I have encountered some success recently, though. I brought home a book called Hash by a swedish author that turned out to be fantastic. Mix things like a tuberculosis epidemic, an impossibly old and virile writer, imaginary people that become real to believers, dry comedy, murder, an expository style and a complete lack of respect for the constrictions of time and space and well, it's a family classic. One of my new favorites. And I'm still reading the Diane Arbus biography that I borrowed from Court. Slowly but surely. I would almost always rather look at an artist's work than read about their life. But I felt obligated. Her work, more than anyone else, supported my desire to be a photographer.
Recently I also read "A Room of One's Own" and came across the phrase...something like "one cannot live well if one has not eaten well" and remembered it from high school. I was doing the illustrations for a cookbook that a woman I had met was going to self-publish, and she wanted to open the book with this quote. Did she read the essay? What did she think of it? Is this what she was referencing...as a woman, as a housewife self-publishing a cookbook? Or did she see it in a quote book and as a cook really like it?
So now I have a book called "Some People, Places and Things That Will Not Appear In My Next Novel." This is handwritten on the spine because it has been taped together, I think after some terrible accident involving a car door, a dog, and the only puddle in the parking lot. Glued on the inside flap are cut-outs from the now absent book jacket, including a large black and white portrait of mr. cheever, the author. Somewhere around 1958 the New York Times calls him "one of our most entertaining storytellers." Let's hope so, mr. cheever.
Stephen Crane: stories and tales. Again, the cover. The book is one of those combo plastic-coated cardboard covers that you used to get when you read school-issued required books back in middle school. It has gray, red, white and yellow stripes. It is a Vintage Book. It even informs me that Stephen Crane wrote The Red Badge of Courage, which I never had any interest in reading. It smells very good.

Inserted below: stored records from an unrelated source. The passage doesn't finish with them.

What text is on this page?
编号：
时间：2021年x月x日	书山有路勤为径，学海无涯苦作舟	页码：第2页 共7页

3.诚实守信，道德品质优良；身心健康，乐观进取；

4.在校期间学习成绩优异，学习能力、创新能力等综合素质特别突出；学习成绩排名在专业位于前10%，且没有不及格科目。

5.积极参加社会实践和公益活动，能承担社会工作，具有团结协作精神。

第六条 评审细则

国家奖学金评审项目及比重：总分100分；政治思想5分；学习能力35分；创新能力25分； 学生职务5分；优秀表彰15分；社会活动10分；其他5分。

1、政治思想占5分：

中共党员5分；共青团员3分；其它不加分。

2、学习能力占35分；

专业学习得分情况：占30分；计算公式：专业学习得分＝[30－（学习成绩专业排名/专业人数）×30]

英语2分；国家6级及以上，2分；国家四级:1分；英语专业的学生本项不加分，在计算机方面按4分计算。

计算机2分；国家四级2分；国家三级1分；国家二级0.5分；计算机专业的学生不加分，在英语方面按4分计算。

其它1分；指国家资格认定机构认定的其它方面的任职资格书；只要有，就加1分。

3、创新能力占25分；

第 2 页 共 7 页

The point is that I am more than anything reassured at the way the words go on and on, encouraging me in a forward motion. The way that NPR helps me clean my apartment. The world news could be devastating, but the lady with the slight accent is stating the facts as though my missing shoe is going to turn up any moment, and it's perfectly natural to equate each shirt hung with a body properly identified and buried.